AVELLINO – “Io non ho particolare esperienza amministrativa, però non sono così sprovveduto. Per dirla con una battuta io scendo da Montella ad Avellino ma non con la piena. Quindi, nei giorni precedenti la discussione dinanzi al Tar, il sottoscritto ha nominato un vice presidente, l’ho fatto secondo la norma, secondo una valutazione che ho ritenuto opportuno fare, e quindi in data 26, dopo averla discussa con il diretto interessato, ho provveduto a nominare vicepresidente della Provincia il sindaco di Monteforte Costantino Giordano. L’ho fatto con decreto, il numero 20, con giusto protocollo, che è stato poi notificato al diretto interessato il quale, già da domani, sarà in Provincia. Questo per garantire continuità amministrativa a prescindere dalla mia vicenda personale”.

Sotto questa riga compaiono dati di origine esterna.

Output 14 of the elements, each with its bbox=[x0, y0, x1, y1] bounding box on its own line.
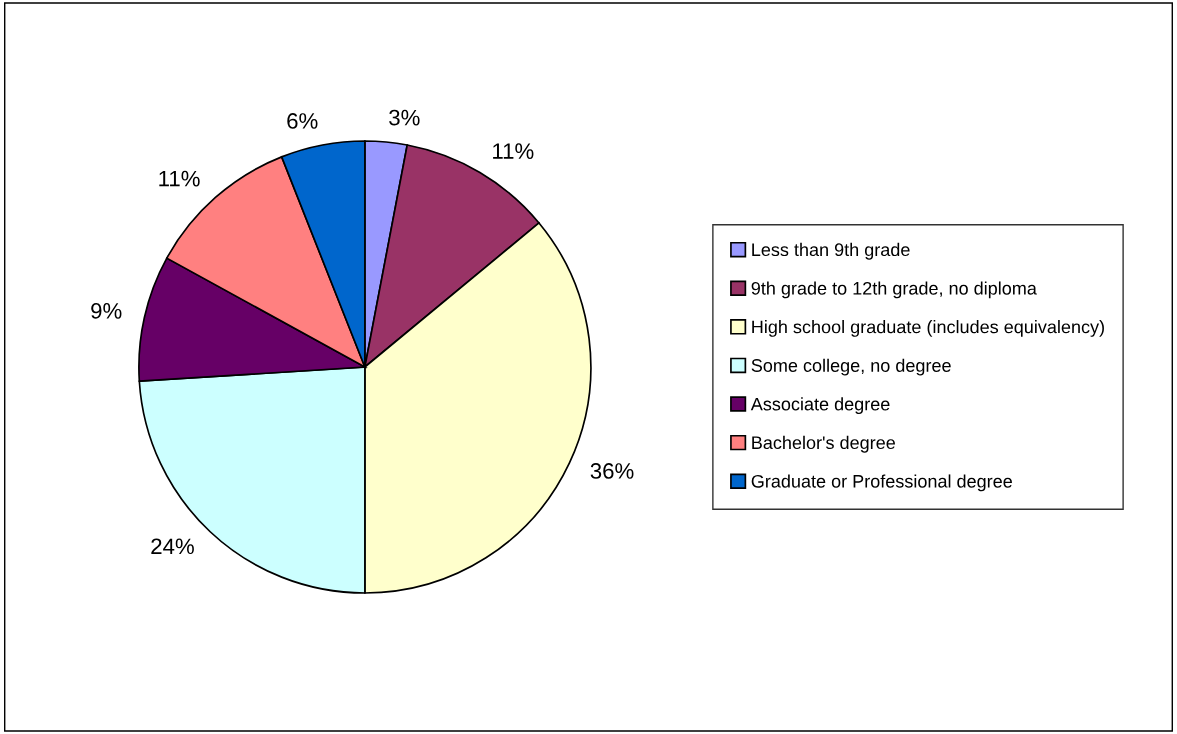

Così Rizieri Buonopane, presidente decaduto della Provincia in base alla sentenza del Tar, nella conferenza di questo pomeriggio al circolo della stampa convocata per fare il punto della situazione.

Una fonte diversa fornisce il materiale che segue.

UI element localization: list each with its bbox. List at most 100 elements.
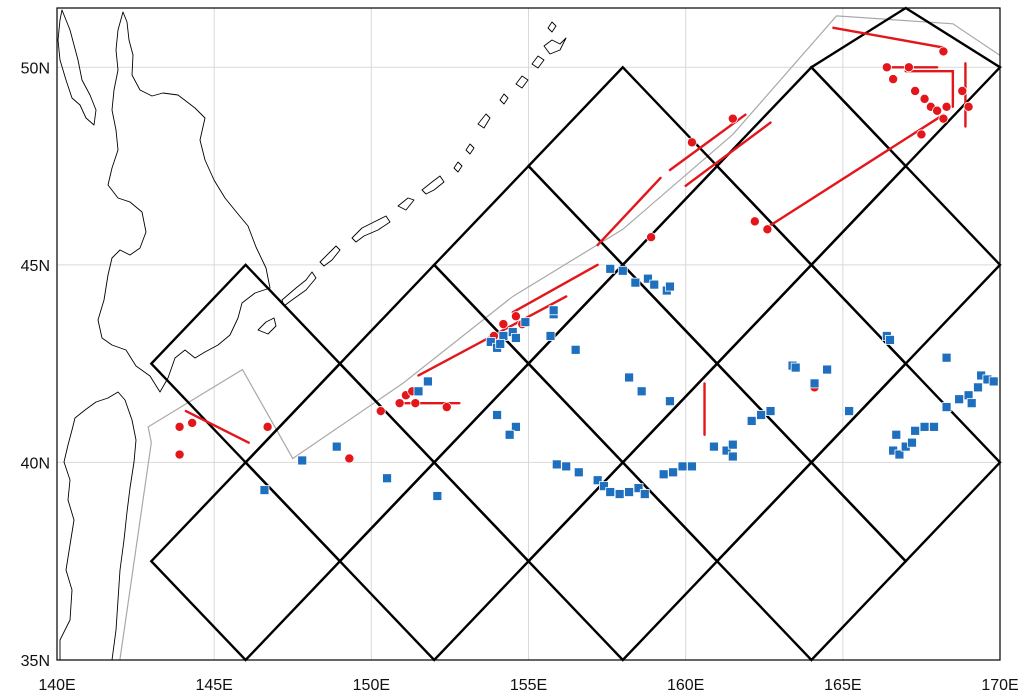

“Io nella nota ho detto che sto lavorando affinché non ci siano contraccolpi. Evidentemente avevo già iniziato, poi, voglio dire, passati due giorni, un fine settimana, io non sono stato più presente in Provincia, sono tornato oggi pomeriggio a confrontarmi con la segretaria che aveva avuto un’interlocuzione con la prefettura. Tutto qui, nel rispetto delle istituzioni. Io non salirò a Palazzo Caracciolo fin quando non me ne verrà data nuovamente la possibilità, mi auguro ovviamente”.

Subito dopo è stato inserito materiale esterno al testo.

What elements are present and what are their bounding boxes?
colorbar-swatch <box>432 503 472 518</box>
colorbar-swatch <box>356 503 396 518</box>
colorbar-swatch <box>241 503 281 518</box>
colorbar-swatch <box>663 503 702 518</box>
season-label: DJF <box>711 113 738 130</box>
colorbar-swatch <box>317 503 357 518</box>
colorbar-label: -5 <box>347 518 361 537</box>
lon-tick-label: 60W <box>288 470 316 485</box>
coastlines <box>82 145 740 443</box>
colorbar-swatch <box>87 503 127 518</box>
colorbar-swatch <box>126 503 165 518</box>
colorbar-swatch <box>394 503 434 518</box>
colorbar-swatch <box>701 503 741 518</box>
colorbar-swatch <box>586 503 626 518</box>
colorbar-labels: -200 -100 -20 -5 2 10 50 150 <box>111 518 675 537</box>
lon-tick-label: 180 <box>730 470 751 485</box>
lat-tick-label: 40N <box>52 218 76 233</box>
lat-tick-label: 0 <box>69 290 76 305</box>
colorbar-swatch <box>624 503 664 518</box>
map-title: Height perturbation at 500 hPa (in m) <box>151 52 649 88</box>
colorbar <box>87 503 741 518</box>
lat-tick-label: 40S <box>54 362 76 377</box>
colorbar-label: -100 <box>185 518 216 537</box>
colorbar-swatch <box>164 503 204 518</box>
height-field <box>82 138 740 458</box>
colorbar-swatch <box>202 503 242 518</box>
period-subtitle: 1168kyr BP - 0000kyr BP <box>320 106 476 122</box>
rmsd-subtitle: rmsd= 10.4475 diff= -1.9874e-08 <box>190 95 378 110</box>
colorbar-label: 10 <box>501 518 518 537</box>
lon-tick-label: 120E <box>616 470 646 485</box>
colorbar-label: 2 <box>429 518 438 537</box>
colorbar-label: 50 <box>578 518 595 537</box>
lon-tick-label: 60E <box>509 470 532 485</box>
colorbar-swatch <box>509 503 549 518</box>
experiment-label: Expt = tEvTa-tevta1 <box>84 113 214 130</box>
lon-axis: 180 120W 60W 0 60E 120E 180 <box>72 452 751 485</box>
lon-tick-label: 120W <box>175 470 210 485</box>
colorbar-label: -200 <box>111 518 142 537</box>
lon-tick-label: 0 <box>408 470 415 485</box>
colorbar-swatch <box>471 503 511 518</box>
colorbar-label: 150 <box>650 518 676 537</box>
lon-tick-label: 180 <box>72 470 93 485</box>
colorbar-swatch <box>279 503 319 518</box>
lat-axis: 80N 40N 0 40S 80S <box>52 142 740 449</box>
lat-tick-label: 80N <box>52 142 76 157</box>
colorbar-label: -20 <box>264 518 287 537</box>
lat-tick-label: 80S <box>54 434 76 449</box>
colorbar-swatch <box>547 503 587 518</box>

E ancora: “Io l’ho detto a chi dovevo dirlo, al diretto interessato a cui ho chiesto una disponibilità, una disponibilità che mi è stata data, quindi è nata un’interlocuzione che ha preso corpo il 26 aprile. Mi sembrava evidentemente opportuno farlo un giorno prima dell’udienza perché, insomma, un minimo di buon senso, come già detto, mi contraddistingue, così come ho detto che vengo da Montella ma non scendo con la piena, quindi un minimo di ragionamento è stato fatto nell’interesse esclusivo della Provincia perché la macchina amministrativa non può fermarsi e legarsi ad una vicenda del tutto personale”.
Il ricorso? “Hanno lavorato al ricorso tutto questo fine settimana, ma ancora nella giornata di oggi. Ripeto, se viene presentato in giornata piuttosto che domani per me poco cambia. La cosa importante, ripeto, è che la Provincia abbia una guida. Mi sento di rassicurare l’intera provincia e tutte le amministrazioni comunali che hanno bisogno della Provincia”.
“Quando io sono stato eletto e poi è emersa la questione del ricorso io ho parlato ai consiglieri che mi hanno sostenuto ed ho spiegato loro ed ho concordato con loro che il percorso a farsi non passava attraverso la nomina di un vicepresidente piuttosto di deleghe da distribuire. Questo perché non volevo semplicemente tirare in ballo in questa vicenda i diversi consiglieri e quindi tutto era poi rimandato ad una seconda fase alla luce anche di quello che sarebbe emerso dal ricorso. ed è chiaro però che ad u n certo punto ho dovuto fare i conti con la necessità di dare una guida ed è chiaro che l’ho fatto prima della stessa sentenza, quindi dell’udienza del 27”.